Something like this:

// preloader.as (embedded in fla)
var imageLoader:Loader;

function randomNumber(low:Number=NaN, high:Number=NaN):Number
{
  var low:Number = low;
  var high:Number = high;

  if(isNaN(low))
  {
    throw new Error("low must be defined");
  }
  if(isNaN(high))
  {
    throw new Error("high must be defined");
  }

  return Math.round(Math.random() * (high - low)) + low;
}
function loadImage(url:String):void {
imageArea.visible=false;
preloader.visible = true;
// Set properties on my Loader object
imageLoader = new Loader();
imageLoader.load(new URLRequest(url));
imageLoader.contentLoaderInfo.addEventListener(ProgressEvent.PROGRESS, imageLoading);
imageLoader.contentLoaderInfo.addEventListener(Event.COMPLETE, imageLoaded);
imageArea.addChild(imageLoader);
}
// DOIT!
loadImage("main.sw?"+randomNumber(1000,10000)); //NOT A TYPO!
//loadImage("main.swf"+randomNumber(1000,10000);


function imageLoaded(e:Event):void {
// Hide Preloader
preloader.visible = false;
}

function imageLoading(e:ProgressEvent):void {
// Get current download progress
var loaded:Number = e.bytesLoaded / e.bytesTotal;
// Send progress info to "preloader" movie clip
preloader.SetProgress(loaded);
}

/// this is main.sw  //NOT A TYPO
<?php
// Tried this - abandoned
// session_start();
//
// if(isset($_SESSION["flash"])) {
//   $referrer = $_SERVER["HTTP_REFERER"];
//   $referrer = parse_url($referrer);
//   if($referrer["host"] != $_SESSION["flash"]) {
//     echo "Permission denied.";
//     exit();
//   }
// } else {
//   echo "Permission denied.";
//   exit();
// }
//
// unset($_SESSION["flash"]);

header("Content-type: application/x-shockwave-flash");
readfile("/secure/main.swf");
?>

// main.as
public function onCreationComplete(event:Event):void{
  Security.allowDomain( "*" );
  Security.loadPolicyFile( "crossdomain.xml" );
}

// crossdomain.xml
<?xml version="1.0"?>    
   <!DOCTYPE cross-domain-policy SYSTEM "http://www.macromedia.com/xml/dtds/cross-domain-policy.dtd">
   <cross-domain-policy>
   <allow-access-from domain="*" />
   </cross-domain-policy>

That should get you started. The idea here was to prevent anyone from getting main on their machine- I am not sure if it worked.

Answer 5

You may have a server-side page generate a key using a date-based algorithm which is passed via flash var to your swf. This way a "copied" key won't work because by that time, the valid date will have passed. From what I understand, this would essentially be like using an RSA token.
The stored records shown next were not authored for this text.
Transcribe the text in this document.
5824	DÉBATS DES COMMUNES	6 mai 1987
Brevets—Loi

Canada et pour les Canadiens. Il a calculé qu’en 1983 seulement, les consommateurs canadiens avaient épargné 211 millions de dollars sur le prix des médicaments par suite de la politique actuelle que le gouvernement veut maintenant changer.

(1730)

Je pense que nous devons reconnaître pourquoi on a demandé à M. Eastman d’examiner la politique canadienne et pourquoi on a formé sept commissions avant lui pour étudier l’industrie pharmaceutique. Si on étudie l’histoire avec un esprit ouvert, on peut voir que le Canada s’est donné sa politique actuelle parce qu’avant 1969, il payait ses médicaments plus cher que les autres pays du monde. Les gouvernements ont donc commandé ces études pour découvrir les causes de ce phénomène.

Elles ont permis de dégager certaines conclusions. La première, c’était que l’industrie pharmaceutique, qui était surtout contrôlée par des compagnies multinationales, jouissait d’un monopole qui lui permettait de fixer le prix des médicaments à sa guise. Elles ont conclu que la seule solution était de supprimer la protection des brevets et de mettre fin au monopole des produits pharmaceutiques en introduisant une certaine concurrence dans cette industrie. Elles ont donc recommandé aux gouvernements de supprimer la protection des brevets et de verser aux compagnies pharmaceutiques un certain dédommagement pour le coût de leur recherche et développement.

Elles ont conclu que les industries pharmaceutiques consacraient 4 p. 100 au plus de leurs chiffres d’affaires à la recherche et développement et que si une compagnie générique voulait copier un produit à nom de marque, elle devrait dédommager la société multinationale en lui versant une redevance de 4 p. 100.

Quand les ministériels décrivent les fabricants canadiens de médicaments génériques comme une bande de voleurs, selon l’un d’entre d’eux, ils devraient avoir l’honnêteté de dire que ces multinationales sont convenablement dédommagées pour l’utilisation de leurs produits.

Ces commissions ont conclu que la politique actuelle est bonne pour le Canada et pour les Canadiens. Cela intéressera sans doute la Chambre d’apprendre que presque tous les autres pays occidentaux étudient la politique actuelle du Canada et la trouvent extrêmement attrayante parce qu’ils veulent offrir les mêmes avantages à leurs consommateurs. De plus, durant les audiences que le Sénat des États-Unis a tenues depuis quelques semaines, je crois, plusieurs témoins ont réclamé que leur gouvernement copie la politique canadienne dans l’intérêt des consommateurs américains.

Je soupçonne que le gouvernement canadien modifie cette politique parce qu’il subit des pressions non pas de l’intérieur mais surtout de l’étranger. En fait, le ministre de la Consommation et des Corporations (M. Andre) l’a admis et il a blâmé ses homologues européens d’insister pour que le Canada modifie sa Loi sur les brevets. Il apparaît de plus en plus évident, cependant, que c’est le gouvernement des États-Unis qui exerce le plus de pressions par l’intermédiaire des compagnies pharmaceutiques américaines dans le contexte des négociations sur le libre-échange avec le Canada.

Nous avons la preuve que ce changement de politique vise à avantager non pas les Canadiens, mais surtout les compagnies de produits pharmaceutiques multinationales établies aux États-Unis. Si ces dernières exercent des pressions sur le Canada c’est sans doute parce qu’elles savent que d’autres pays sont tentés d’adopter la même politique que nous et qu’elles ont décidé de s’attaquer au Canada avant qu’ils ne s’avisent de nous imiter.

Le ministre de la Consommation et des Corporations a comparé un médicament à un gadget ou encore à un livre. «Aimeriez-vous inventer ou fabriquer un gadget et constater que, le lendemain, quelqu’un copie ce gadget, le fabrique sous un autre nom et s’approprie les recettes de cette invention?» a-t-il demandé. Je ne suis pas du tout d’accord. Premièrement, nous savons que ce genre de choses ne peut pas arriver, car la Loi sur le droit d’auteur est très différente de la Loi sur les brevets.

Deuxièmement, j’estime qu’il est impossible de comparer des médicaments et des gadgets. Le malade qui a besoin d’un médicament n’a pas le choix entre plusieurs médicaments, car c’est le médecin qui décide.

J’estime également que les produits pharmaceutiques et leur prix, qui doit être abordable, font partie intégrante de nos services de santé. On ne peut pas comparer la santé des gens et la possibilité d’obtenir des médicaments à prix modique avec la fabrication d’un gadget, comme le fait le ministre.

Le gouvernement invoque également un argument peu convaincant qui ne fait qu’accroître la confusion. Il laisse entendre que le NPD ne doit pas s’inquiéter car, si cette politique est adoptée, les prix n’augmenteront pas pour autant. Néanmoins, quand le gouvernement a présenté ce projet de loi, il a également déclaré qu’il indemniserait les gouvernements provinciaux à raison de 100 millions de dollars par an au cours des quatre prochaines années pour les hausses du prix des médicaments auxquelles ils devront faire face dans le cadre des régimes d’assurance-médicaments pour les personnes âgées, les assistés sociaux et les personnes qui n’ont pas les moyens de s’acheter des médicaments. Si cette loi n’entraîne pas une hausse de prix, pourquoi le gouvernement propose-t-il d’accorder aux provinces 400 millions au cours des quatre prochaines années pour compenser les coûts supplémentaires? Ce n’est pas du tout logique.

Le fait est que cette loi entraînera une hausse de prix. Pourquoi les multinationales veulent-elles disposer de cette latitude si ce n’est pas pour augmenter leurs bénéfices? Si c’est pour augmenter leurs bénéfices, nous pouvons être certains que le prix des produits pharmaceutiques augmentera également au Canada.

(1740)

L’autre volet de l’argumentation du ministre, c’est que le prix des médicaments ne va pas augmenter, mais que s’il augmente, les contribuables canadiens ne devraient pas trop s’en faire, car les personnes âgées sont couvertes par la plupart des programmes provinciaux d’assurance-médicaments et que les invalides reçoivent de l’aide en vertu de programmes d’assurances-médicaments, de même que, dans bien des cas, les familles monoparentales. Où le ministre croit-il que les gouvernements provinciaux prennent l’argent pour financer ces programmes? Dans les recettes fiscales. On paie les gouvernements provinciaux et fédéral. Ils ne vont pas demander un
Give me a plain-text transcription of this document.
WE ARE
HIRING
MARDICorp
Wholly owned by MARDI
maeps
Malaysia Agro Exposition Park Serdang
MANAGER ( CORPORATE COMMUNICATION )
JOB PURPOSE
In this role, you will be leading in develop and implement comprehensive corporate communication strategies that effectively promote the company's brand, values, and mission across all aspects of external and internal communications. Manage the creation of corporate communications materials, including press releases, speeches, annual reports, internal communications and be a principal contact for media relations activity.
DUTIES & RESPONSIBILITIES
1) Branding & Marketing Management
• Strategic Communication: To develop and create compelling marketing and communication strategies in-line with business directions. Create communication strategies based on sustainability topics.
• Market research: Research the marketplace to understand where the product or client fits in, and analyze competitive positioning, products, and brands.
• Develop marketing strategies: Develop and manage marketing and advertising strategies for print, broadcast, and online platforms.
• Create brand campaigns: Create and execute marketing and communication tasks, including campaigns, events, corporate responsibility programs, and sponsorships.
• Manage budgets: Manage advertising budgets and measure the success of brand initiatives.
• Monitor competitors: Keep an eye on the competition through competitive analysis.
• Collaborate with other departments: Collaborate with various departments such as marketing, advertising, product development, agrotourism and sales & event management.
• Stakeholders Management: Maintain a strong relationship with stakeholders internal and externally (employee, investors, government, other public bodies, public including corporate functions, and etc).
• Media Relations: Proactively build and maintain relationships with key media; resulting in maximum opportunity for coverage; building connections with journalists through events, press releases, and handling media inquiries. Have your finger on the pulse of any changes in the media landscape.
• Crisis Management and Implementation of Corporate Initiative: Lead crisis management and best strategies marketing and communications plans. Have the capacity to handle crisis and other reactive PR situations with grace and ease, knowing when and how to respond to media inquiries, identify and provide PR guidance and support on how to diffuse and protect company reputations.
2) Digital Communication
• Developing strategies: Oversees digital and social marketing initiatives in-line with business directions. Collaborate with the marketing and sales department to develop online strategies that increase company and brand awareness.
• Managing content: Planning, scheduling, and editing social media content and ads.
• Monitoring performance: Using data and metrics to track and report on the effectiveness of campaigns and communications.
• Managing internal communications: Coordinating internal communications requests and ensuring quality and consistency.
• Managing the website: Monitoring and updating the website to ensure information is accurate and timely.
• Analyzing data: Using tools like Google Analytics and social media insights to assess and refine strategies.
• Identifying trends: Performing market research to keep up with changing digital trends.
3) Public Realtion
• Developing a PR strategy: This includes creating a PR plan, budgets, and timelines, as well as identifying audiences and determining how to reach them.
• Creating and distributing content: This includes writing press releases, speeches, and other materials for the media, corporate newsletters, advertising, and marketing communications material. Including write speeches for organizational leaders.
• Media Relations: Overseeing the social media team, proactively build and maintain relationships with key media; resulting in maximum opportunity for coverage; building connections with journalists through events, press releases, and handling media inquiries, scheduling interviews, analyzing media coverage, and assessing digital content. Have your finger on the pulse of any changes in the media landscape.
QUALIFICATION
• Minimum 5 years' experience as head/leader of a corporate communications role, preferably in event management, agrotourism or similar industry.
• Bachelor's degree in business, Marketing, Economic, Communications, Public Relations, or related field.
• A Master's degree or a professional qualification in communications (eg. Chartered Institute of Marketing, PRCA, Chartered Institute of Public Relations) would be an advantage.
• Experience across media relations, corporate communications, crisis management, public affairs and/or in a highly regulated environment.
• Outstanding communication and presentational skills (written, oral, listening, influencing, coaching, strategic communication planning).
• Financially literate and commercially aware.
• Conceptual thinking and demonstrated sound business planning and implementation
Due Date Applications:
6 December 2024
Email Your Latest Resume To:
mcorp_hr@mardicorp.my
Aside from this, any security you have will also need code to be inside your SWF to validate your token. The problem here is that SWFs are known to decompile quite easily. Meaning that your code isn't safe :( You could obfuscate your AS3 in hopes to confuse any "hackers".

All in all, I've never attempted anything like this, so let us know how it goes!